Wales manager Chris Coleman attempted to end tit-for-tat verbal exchanges that have marked the build-up to his side’s Euro 2016 clash with neighbours England on Thursday.

Wales star Gareth Bale started the battle when he declared that England “big themselves up before they’ve done anything” and that “none” of Roy Hodgson’s players would get into Coleman’s side.

Hodgson described Bale’s initial comments as “disrespectful”. England midfielder Jack Wilshere said Wales’s dislike of England was reciprocated.

Asked if Bale’s comments had been part of a targeted campaign, Coleman told a press conference in Lens on Thursday: “Whether it was or whether it wasn’t, you’ll have to ask the players involved.

“It’s all about opinions and if that’s their opinion, that’s up to them. They’re grown men.

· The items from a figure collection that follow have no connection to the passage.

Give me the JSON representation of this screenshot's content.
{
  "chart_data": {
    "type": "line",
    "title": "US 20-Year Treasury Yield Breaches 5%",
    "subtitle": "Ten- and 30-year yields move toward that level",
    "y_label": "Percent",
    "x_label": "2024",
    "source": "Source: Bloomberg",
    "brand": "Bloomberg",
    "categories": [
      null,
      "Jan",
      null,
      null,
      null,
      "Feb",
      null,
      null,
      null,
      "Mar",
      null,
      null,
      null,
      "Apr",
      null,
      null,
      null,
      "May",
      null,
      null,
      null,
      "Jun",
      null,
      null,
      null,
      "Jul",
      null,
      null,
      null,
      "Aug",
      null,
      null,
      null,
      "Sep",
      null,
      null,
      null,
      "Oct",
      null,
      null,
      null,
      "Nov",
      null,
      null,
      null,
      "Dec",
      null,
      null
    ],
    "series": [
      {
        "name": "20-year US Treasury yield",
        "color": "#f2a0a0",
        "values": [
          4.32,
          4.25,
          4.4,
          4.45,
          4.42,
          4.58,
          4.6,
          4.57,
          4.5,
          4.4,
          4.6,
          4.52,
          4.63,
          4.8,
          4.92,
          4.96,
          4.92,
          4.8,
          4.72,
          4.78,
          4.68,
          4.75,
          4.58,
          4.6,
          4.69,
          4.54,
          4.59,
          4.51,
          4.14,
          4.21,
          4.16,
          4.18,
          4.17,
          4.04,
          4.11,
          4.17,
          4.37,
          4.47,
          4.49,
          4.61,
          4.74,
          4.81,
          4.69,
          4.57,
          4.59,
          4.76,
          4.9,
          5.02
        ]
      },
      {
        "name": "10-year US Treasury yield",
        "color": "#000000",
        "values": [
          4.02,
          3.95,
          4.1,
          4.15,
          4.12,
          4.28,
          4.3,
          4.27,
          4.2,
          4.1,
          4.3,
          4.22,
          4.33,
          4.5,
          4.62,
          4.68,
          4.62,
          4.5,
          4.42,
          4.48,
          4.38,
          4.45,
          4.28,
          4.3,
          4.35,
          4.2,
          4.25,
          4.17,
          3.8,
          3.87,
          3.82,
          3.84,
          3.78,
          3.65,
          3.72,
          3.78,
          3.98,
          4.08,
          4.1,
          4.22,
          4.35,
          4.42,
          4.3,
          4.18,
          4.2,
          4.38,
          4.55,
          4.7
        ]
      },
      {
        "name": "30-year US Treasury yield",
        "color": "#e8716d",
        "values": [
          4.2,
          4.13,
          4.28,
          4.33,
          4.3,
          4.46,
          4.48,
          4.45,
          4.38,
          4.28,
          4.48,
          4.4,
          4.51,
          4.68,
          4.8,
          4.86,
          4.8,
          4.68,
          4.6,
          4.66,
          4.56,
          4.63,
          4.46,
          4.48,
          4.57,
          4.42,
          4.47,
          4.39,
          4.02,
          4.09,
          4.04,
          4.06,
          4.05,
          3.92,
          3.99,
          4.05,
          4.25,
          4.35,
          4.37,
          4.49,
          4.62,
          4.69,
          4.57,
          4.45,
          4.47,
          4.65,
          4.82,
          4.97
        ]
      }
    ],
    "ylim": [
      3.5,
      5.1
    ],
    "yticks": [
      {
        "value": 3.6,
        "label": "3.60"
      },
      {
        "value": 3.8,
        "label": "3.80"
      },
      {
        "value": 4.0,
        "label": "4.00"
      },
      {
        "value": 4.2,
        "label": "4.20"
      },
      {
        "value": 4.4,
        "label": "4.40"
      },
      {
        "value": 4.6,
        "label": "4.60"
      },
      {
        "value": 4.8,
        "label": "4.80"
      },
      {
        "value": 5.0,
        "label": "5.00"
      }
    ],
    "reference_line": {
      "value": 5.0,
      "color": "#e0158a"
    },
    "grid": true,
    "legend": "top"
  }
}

“It was always going to turn into this: ‘He said this, she said that.’ It’s irrelevant really, because when the whistle goes tomorrow, we’ll see who’s ready and who’s not.

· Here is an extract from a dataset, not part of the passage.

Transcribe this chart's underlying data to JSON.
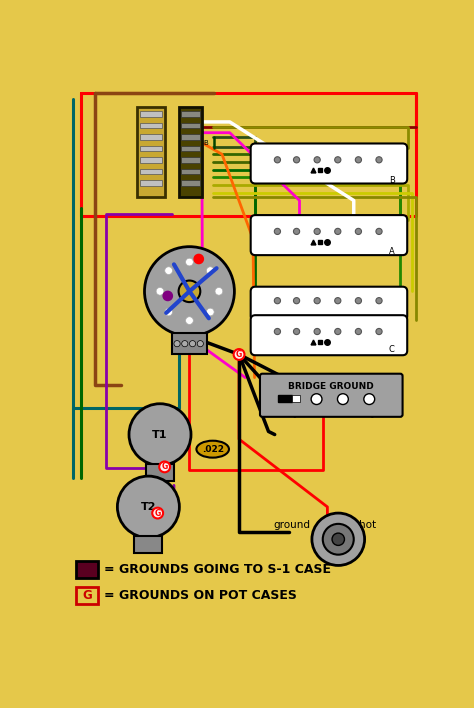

“All the talk beforehand, blah blah blah, for me. I’m not into mind games. Let’s just get down to business. This is all just small talk. It doesn’t mean anything to me at all.”

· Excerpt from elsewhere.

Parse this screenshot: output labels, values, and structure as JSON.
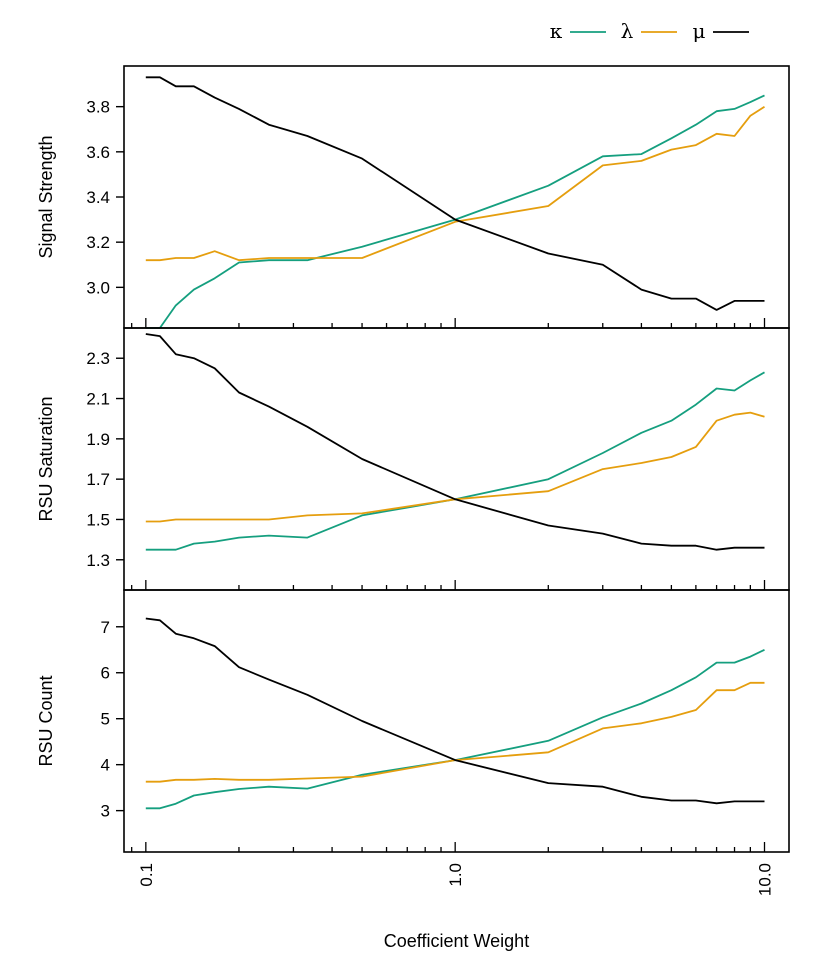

Having beaten Slovakia 2-1 in their opening game, Wales will qualify for the last 16 if they beat England, who only drew 1-1 with Russia in their first match.

While the pressure appears to be on England, Wales left-back Neil Taylor said the pre-match chatter from the Welsh camp had not been a deliberate tactic.

“To say we’re trying to get under their skin would be wrong,” said the Swansea City player.

“Our intention is to play well in the game. We’re focused on us and only us.”

Stopping Bale will be key to England’s hopes of victory, the Real Madrid forward having scored with a scorching 25-metre (yard) free-kick against Slovakia in Bordeaux.

Bale, the world’s most expensive player, is the centre of attention wherever Wales go, but Coleman said that he was a straightforward player to work with.

“Balo’s easy. He’s a quiet guy, he’s a family guy, there’s no shenanigans or nonsense with him off the field,” Coleman said.

“It’s easy to coach him. With someone like him, who’s very passionate about his country, he wants to do well, so he buys into what we want to do.

“And as long as he thinks we’re doing our best to make sure we set ourselves up properly, there’s never a problem with Balo. He just wants to come, enjoy his football and enjoy playing for Wales.”